Tidak seperti Inggris Raya lainnya, Irlandia Utara mengalami transformasi besar-besaran pada tahun 2019 ketika aborsi didekriminalisasi. Sebelum tahun 2019, wanita di Irlandia Utara hanya dapat mengakses aborsi secara legal jika kehamilan mereka akan menyebabkan risiko jangka panjang dan serius bagi kesehatan fisik atau mental sang ibu. Perubahan itu berarti wanita dapat meminta aborsi hingga 12 minggu tanpa membuktikan risiko terhadap kesehatan mereka, dan hingga 24 minggu undang-undang pada dasarnya sama dengan hukum di Inggris lainnya.
Di Irlandia Utara, hal ini sekarang dibingkai sebagai hak untuk melakukan aborsi dan, sementara masih terdapat hambatan yang signifikan untuk mengakses layanan di sana, hal ini telah menciptakan kerangka hukum yang berbeda dengan wilayah lain di Inggris Raya, di mana hak reproduksi wanita masih dikontrol secara tegas oleh pelaku kejahatan. hukum.
Lebih dari 95% wanita di Eropa tinggal di negara yang mengizinkan aborsi berdasarkan permintaan atau atas dasar sosial yang luas6—dan opini cenderung mencerminkan hal ini. Sebuah survei IPSOS tahun 2021 tentang hak aborsi menunjukkan bahwa 65% orang di Inggris percaya bahwa aborsi harus diizinkan setiap kali seorang wanita memutuskan bahwa dia menginginkannya.7
Tapi hak aborsi masih jauh di belakang opini publik. Kami masih bergantung pada undang-undang yang dibentuk sebelum perempuan memiliki hak untuk memilih, dan yang menempatkan tubuh perempuan di bawah kendali negara.
Betapapun tragisnya kasus yang dirujuk di atas, hal itu harus menjadi peringatan bagi aborsi untuk diubah dari masalah peradilan pidana menjadi masalah kesehatan masyarakat. Ini masih akan memungkinkan untuk diatur dengan cara yang sama seperti semua perawatan kesehatan.
Mengobati aborsi sebagai kejahatan memengaruhi keputusan yang diambil perempuan, padahal mereka seharusnya diatur oleh pertimbangan kesehatan.
Ada keinginan untuk berubah, tetapi itu terjadi pada saat hak-hak perempuan diserang di banyak bagian dunia.
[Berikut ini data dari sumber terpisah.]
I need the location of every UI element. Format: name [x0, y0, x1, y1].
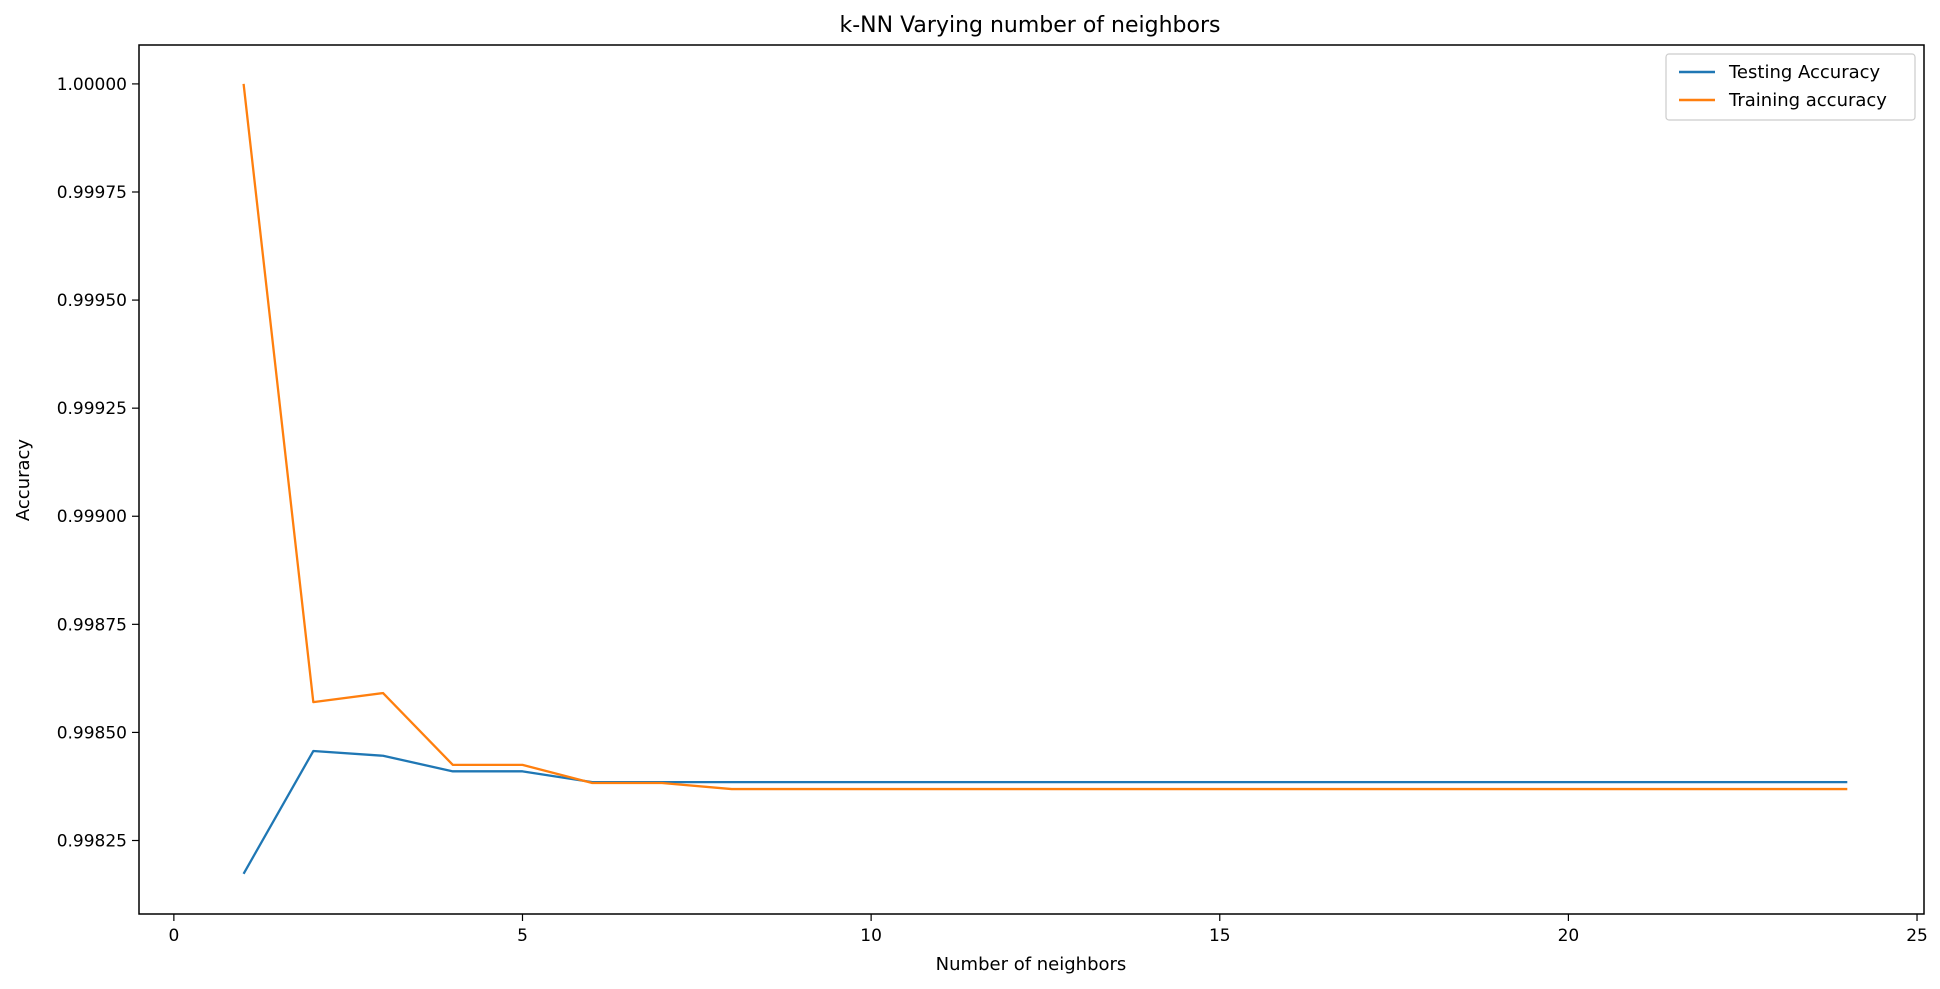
- legend: Testing Accuracy Training accuracy: [1665, 53, 1916, 121]
- y-tick-label: 0.99875: [57, 615, 127, 635]
- series-line-testing-accuracy: [242, 749, 1848, 875]
- legend-label-training-accuracy: Training accuracy: [1728, 90, 1887, 111]
- y-axis: 0.99825 0.99850 0.99875 0.99900 0.99925 0.999…: [57, 75, 139, 852]
- plot-area-frame: [138, 44, 1925, 915]
- series-layer: [242, 83, 1848, 875]
- y-tick-label: 0.99850: [57, 723, 127, 743]
- x-tick-label: 0: [168, 926, 179, 946]
- y-tick-label: 0.99975: [57, 183, 127, 203]
- legend-label-testing-accuracy: Testing Accuracy: [1728, 62, 1881, 83]
- y-tick-label: 0.99950: [57, 291, 127, 311]
- x-axis: 0 5 10 15 20 25: [168, 914, 1928, 946]
- y-axis-title: Accuracy: [13, 439, 34, 522]
- x-tick-label: 15: [1209, 926, 1231, 946]
- x-tick-label: 25: [1906, 926, 1928, 946]
- y-tick-label: 1.00000: [57, 75, 127, 95]
- y-tick-label: 0.99900: [57, 507, 127, 527]
- series-line-training-accuracy: [242, 83, 1848, 791]
- y-tick-label: 0.99925: [57, 399, 127, 419]
- chart-title: k-NN Varying number of neighbors: [840, 13, 1221, 38]
- y-tick-label: 0.99825: [57, 832, 127, 852]
- x-tick-label: 10: [860, 926, 882, 946]
- x-axis-title: Number of neighbors: [936, 954, 1127, 975]
- legend-frame: [1665, 53, 1916, 121]
- x-tick-label: 5: [517, 926, 528, 946]
- x-tick-label: 20: [1558, 926, 1580, 946]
Banyak yang percaya bahwa sesuatu yang setara dengan penggulingan Roe v Wade tidak dapat terjadi di Inggris. Tetapi dengan meningkatnya jumlah perempuan yang diselidiki di bawah hukum kejam, kita tidak bisa berpuas diri.
Catatan kaki
-
Kepentingan bersaing: tidak ada yang diumumkan.
-
Provenance: ditugaskan, bukan peer review eksternal.